如果我有搜索条件:She likes to watch tv
包含一些句子的输入文件text.txt
,例如:
I don't know what to do. She doesn't know that it's not good for her health. She likes to watch tv but really don't know what to say. I don't blame her, but it's not her fault. This was just a test text. This is the end.
我想在文本文件中搜索字符串,并返回包含字符串的句子,以及它之前和之后的句子。
输出应如下所示:
She doesn't know that it's not good for her health. She likes to watch tv but really don't know what to say. I don't blame her, but it's not her fault.

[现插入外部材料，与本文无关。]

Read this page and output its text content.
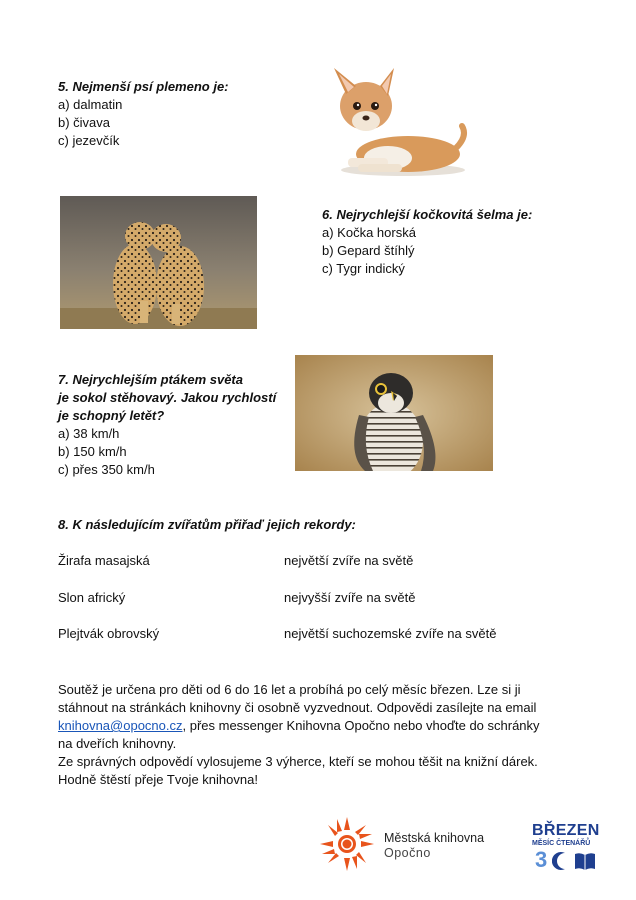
5. Nejmenší psí plemeno je:
a) dalmatin
b) čivava
c) jezevčík
6. Nejrychlejší kočkovitá šelma je:
a) Kočka horská
b) Gepard štíhlý
c) Tygr indický
7. Nejrychlejším ptákem světa
je sokol stěhovavý. Jakou rychlostí
je schopný letět?
a) 38 km/h
b) 150 km/h
c) přes 350 km/h
8. K následujícím zvířatům přiřaď jejich rekordy:
Žirafa masajská
Slon africký
Plejtvák obrovský
největší zvíře na světě
nejvyšší zvíře na světě
největší suchozemské zvíře na světě
Soutěž je určena pro děti od 6 do 16 let a probíhá po celý měsíc březen. Lze si ji
stáhnout na stránkách knihovny či osobně vyzvednout. Odpovědi zasílejte na email
knihovna@opocno.cz, přes messenger Knihovna Opočno nebo vhoďte do schránky
na dveřích knihovny.
Ze správných odpovědí vylosujeme 3 výherce, kteří se mohou těšit na knižní dárek.
Hodně štěstí přeje Tvoje knihovna!
Městská knihovna
Opočno
BŘEZEN
MĚSÍC ČTENÁŘŮ
3
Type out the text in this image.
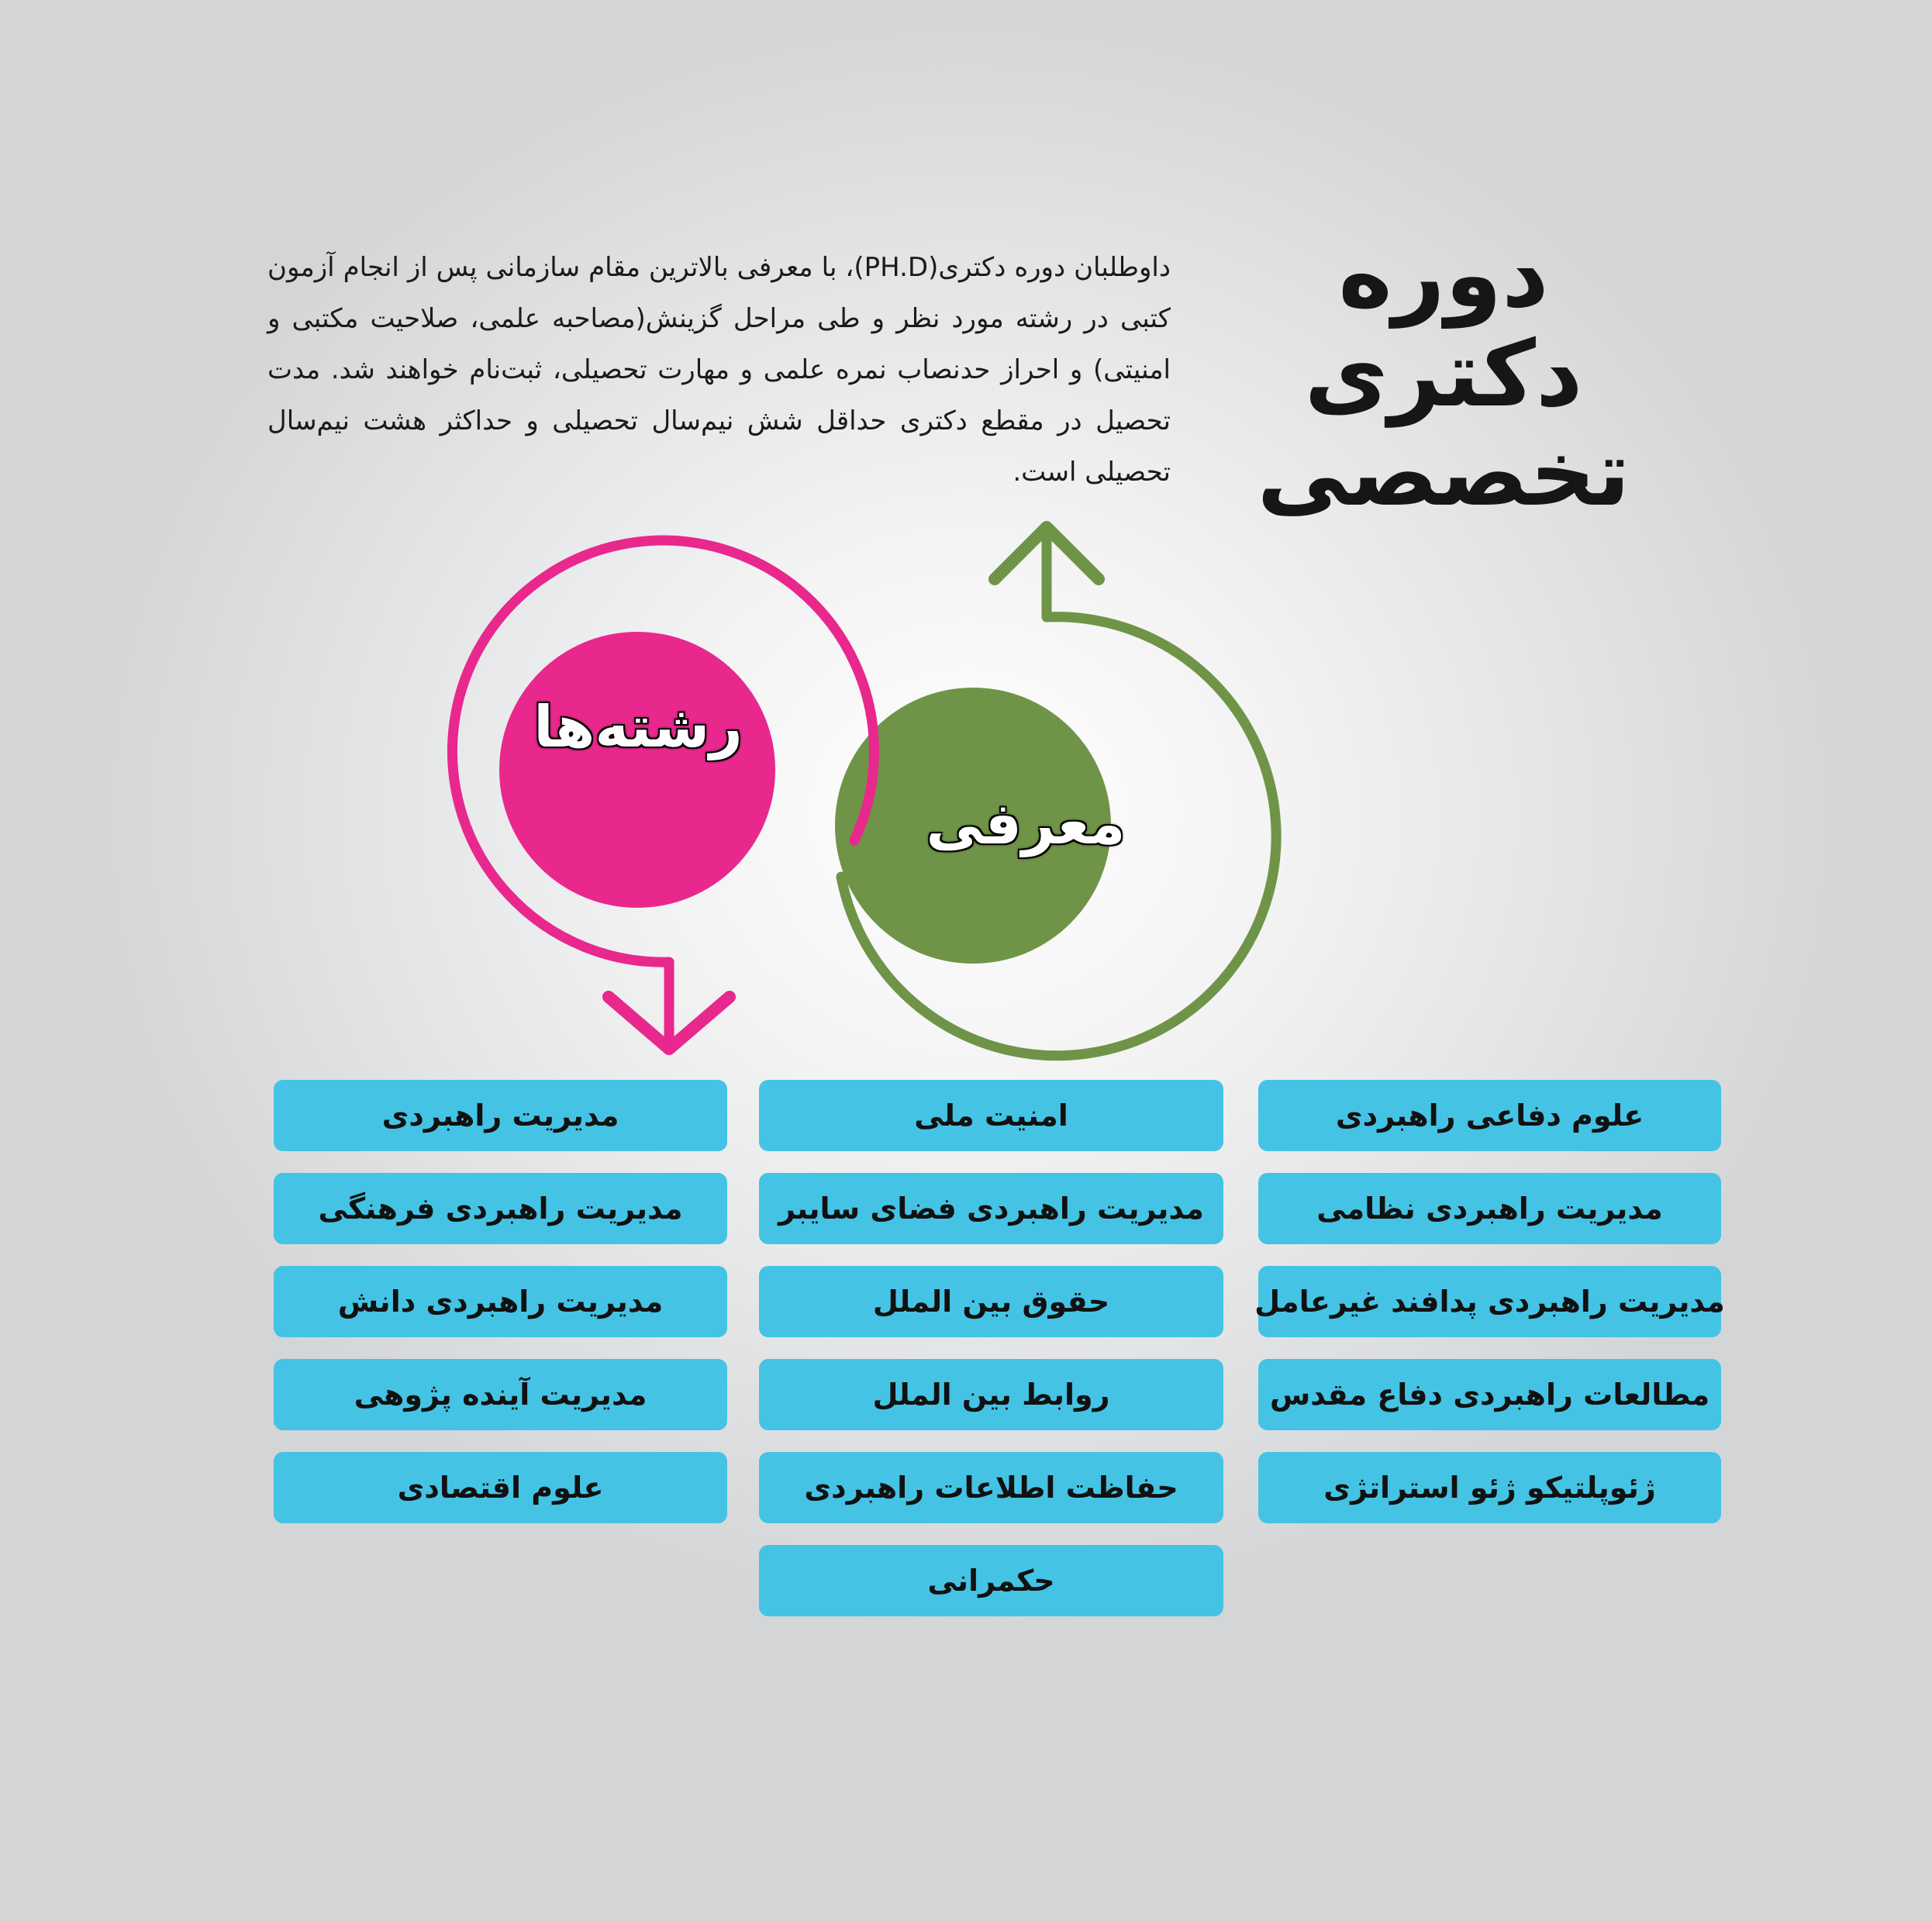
دوره
دکتری
تخصصی
داوطلبان دوره دکتری(PH.D)، با معرفی بالاترین مقام سازمانی پس از انجام آزمون کتبی در رشته مورد نظر و طی مراحل گزینش(مصاحبه علمی، صلاحیت مکتبی و امنیتی) و احراز حدنصاب نمره علمی و مهارت تحصیلی، ثبت‌نام خواهند شد. مدت تحصیل در مقطع دکتری حداقل شش نیم‌سال تحصیلی و حداکثر هشت نیم‌سال تحصیلی است.
رشته‌ها
معرفی
علوم دفاعی راهبردی
مدیریت راهبردی نظامی
مدیریت راهبردی پدافند غیرعامل
مطالعات راهبردی دفاع مقدس
ژئوپلتیکو ژئو استراتژی
امنیت ملی
مدیریت راهبردی فضای سایبر
حقوق بین الملل
روابط بین الملل
حفاظت اطلاعات راهبردی
حکمرانی
مدیریت راهبردی
مدیریت راهبردی فرهنگی
مدیریت راهبردی دانش
مدیریت آینده پژوهی
علوم اقتصادی
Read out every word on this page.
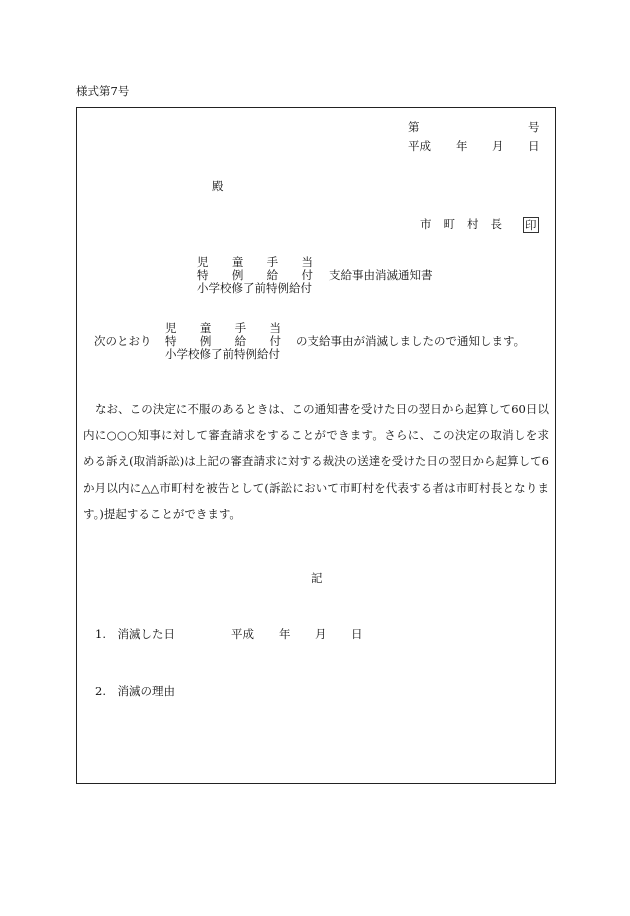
様式第7号
第	号
平成 年 月 日
殿
市 町 村 長 印
児 童 手 当
特 例 給 付 支給事由消滅通知書
小学校修了前特例給付
次のとおり
児 童 手 当
特 例 給 付 の支給事由が消滅しましたので通知します。
小学校修了前特例給付
なお、この決定に不服のあるときは、この通知書を受けた日の翌日から起算して60日以内に○○○知事に対して審査請求をすることができます。さらに、この決定の取消しを求める訴え(取消訴訟)は上記の審査請求に対する裁決の送達を受けた日の翌日から起算して6か月以内に△△市町村を被告として(訴訟において市町村を代表する者は市町村長となります。)提起することができます。
記
1.　消滅した日	平成 年 月 日
2.　消滅の理由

因此,它输出匹配搜索词之前的句子,包含搜索词的句子和搜索词之后的句子。
答案 0 :(得分:3)
这样的事情怎么样:
string @in = @"I don't know what to do. She doesn't know that it's not good for her health. She likes to watch tv but really don't know what to say. I don't blame her, but it's not her fault. This was just a test text. This is the end.";
string phrase = @"She likes to watch tv";
int startIndex = @in.IndexOf(phrase);
int endIndex = startIndex + phrase.Length;
int tmpIndex;
tmpIndex = @in.Substring(0, startIndex).LastIndexOf(". ");
if (tmpIndex > -1)
{
startIndex = tmpIndex + 1;
tmpIndex = @in.Substring(0, startIndex).LastIndexOf(". ");
if (tmpIndex > -1)
{
startIndex = tmpIndex + 1;
tmpIndex = @in.Substring(0, startIndex).LastIndexOf(". ");
if (tmpIndex > -1)
{
startIndex = tmpIndex;
}
}
}
tmpIndex = @in.IndexOf(".", endIndex);
if (tmpIndex > -1)
{
endIndex = tmpIndex + 1;
tmpIndex = @in.IndexOf(".", endIndex);
if (tmpIndex > -1)
{
endIndex = tmpIndex + 1;
}
}
Console.WriteLine(@in.Substring(startIndex, endIndex - startIndex).Trim());
我假设您要查找的短语由'。'分隔。此代码的工作原理是查找短语的索引并查看前一个短语的匹配,并查看后面句子的短语。
答案 1 :(得分:3)
这里介绍一种方式:
string content = @"I don't know what to do. She doesn't know that it's not good for her health. She likes to watch tv but really don't know what to say. I don't blame her, but it's not her fault. This was just a test text. This is the end.";
string input = @"She likes to watch tv";
string curPhrase = string.Empty, prevPhrase = string.Empty, nextPhrase = string.Empty;
char[] delim = new char[] { '.' };
string[] phrases = content.Split(delim, StringSplitOptions.RemoveEmptyEntries);
for(int i=0; i<phrases.Length; i++){
if(phrases[i].IndexOf(input) != -1){
curPhrase = phrases[i];
prevPhrase = phrases[i - 1];
if (phrases[i + 1] != null)
nextPhrase = phrases[i + 1];
break;
}
}
它首先在句号.
处拆分整个文本,将它们存储在一个数组中,然后在搜索数组中的输入字符串后取出当前,上一个和下一个短语。
答案 2 :(得分:2)
使用String.IndexOf()
(docs),它将返回文件中第一次出现的字符串。使用此值,您可以删除包含的短语或句子:
int index = paragraph.IndexOf("She likes to watch tv")
然后你会使用index
来设置边界和分割(可能在regular expression中使用大写字母和句号),以拉出任何一边的句子。
答案 3 :(得分:2)
您可以使用Regex
抓取文字:
string text = "I don't know what to do. She doesn't know that it's not good for her health. She likes to watch tv but really don't know what to say. I don't blame her, but it's not her fault. This was just a test text. This is the end.";
string target = "She likes to watch tv";
string result = Regex.Replace(text, "(?:.*?\\.\\s)?((?:[^.]*?)" + target + "[^.]*?\\.)(?:.*)", "$1");
//result = "She likes to watch tv but really don't know what to say."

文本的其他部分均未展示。